Advances in neuronal imaging
Currently, scientists can monitor mouse brain activity in vivo using genetically encoded calcium indicators. These indicators glow when they bind calcium ions, which participate in many voltage changes across cell membranes, i.e., spikes.
However, calcium-based measurements reflect spike activity over timescales of hundreds of milliseconds. Neuronal voltages, by contrast, can shift in under a millisecond. Relying on calcium signals to infer fast spikes can sacrifice temporal precision, and while computer-led post-processing can uncover the underlying spikes, this approach can introduce errors.
In the new work, Emily Gibson and colleagues—affiliated with the University of Colorado Anschutz Medical Campus, the University of Colorado Boulder, and Columbia University—employ genetically encoded voltage indicators. These proteins fluoresce in response to voltage changes across cell membranes, offering a more direct, millisecond-accurate readout of neuron firing.
As the researchers caution, these voltage signals generate only small fluctuations atop a large baseline fluorescence, making it difficult to detect spikes. The main challenge is to design a microscope with a large numerical aperture to gather light efficiently and to pair it with a fast, sensitive image sensor, all while keeping the device light enough to be carried on a living animal.
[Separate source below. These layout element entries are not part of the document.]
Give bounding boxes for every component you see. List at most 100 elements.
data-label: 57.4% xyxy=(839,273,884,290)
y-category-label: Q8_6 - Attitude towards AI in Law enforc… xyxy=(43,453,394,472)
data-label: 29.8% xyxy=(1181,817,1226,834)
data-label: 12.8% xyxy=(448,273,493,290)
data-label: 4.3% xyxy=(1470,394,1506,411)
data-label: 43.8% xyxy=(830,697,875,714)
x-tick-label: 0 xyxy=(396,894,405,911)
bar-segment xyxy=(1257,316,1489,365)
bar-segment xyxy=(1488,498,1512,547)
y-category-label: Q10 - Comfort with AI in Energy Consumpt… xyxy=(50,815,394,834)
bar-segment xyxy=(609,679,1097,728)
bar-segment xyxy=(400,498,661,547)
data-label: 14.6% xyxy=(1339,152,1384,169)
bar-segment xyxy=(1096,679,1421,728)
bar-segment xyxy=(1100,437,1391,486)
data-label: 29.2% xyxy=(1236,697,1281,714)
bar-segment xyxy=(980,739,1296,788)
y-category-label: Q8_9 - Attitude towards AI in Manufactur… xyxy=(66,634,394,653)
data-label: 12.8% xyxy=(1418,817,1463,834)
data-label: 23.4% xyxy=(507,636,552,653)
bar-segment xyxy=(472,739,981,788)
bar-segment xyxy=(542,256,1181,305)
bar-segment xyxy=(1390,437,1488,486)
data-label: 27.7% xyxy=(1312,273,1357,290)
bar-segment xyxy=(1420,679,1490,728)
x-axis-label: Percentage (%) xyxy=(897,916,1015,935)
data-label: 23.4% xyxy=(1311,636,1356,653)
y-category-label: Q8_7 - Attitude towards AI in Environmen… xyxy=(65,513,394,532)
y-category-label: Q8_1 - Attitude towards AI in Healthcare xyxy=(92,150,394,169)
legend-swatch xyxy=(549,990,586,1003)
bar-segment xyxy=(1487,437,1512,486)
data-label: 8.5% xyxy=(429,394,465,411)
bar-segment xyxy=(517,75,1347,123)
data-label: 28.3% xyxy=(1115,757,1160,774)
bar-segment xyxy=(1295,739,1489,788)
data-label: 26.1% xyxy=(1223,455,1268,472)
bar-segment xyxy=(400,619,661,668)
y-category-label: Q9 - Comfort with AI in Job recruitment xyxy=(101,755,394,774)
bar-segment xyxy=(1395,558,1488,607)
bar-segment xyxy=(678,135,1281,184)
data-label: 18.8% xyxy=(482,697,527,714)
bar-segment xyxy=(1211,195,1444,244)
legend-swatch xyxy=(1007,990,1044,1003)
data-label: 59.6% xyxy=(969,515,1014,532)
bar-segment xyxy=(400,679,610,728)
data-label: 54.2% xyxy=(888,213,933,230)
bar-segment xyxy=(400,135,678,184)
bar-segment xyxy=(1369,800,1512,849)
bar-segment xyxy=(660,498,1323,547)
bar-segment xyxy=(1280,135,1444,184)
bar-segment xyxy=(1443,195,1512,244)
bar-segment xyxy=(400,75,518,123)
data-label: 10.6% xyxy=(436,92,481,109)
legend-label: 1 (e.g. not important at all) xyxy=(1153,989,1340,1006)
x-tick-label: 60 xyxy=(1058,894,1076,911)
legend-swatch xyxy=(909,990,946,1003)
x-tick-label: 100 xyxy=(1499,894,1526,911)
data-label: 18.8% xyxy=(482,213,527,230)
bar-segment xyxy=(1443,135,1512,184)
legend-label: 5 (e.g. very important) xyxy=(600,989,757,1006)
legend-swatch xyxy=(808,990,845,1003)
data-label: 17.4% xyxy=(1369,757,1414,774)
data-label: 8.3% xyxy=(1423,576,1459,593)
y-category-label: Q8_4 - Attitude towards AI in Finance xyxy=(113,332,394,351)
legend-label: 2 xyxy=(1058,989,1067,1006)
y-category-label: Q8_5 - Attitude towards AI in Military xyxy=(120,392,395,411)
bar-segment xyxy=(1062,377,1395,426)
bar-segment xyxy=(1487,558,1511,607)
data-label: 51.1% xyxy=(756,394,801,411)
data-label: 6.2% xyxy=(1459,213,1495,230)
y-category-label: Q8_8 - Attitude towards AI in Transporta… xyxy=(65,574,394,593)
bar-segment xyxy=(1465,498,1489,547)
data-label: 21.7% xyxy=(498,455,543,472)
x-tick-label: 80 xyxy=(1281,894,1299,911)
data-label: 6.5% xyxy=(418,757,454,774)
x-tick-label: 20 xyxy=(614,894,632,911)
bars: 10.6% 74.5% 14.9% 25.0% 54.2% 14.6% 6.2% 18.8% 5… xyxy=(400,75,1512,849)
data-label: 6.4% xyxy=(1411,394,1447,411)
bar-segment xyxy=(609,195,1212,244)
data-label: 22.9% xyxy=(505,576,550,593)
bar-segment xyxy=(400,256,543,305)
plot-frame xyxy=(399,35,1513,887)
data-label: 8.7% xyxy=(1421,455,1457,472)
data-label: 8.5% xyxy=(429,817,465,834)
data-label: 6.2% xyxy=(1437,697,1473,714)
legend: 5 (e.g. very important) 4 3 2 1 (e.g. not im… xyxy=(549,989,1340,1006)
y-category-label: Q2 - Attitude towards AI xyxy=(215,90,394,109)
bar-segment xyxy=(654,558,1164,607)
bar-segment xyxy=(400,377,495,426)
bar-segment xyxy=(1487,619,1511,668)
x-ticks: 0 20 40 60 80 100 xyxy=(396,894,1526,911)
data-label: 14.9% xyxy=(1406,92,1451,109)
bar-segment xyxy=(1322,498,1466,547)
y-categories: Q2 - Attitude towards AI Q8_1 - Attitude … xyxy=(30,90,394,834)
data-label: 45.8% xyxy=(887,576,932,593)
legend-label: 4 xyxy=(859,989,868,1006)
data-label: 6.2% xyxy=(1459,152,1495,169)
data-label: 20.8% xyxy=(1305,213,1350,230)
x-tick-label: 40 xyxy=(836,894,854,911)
A remarkably small, capable microscope
Calcium-based signals can still be analyzed later to infer spikes, but that post-processing can introduce inaccuracies.
Gibson and her team built such a microscope that they named MiniVolt, assembling it from off-the-shelf components. It uses four lenses to achieve a numerical aperture around 0.6 and a sensor capable of operating at more than 500 frames per second. The assembly is housed in a casing created via 3D printing and, with filters integrated, measures just a few centimeters across and weighs a mere 16 grams—roughly the weight of a light battery and a small gadget.
To test MiniVolt, the scientists created a small skull opening in a mouse engineered to express a voltage indicator called Voltron2 in its visual cortex. The microscope was mounted on the mouse’s head, with the head fixed in place, and illuminated via a green laser delivered through a fiber optic. The fluorescence signal was recorded to monitor the firing of individual neurons.
When benchmarked against a traditional bench-top wide-field microscope, MiniVolt tracked comparable voltage spike patterns in a given neuron and delivered similar spike peak-to-noise ratios—at least 3—while imaging at 530 frames per second.
Gibson and colleagues say the device is already light enough to be mounted on freely moving rats, which can bear on their heads loads up to about 35 grams. However, mice remain the most valuable model for understanding the human brain, and they typically tolerate devices weighing only around 4 grams.
Reducing the weight further should be achievable. The researchers expect to trim mass by customizing optics to preserve the same numerical aperture with smaller lenses, and by using a smaller, purpose-built CMOS sensor while maintaining performance, since they are currently using only a fraction of the sensor’s capacity. If successful, these refinements could enable high-performance neural imaging in even smaller animals while preserving the quality of the data needed to study brain function and disease mechanisms.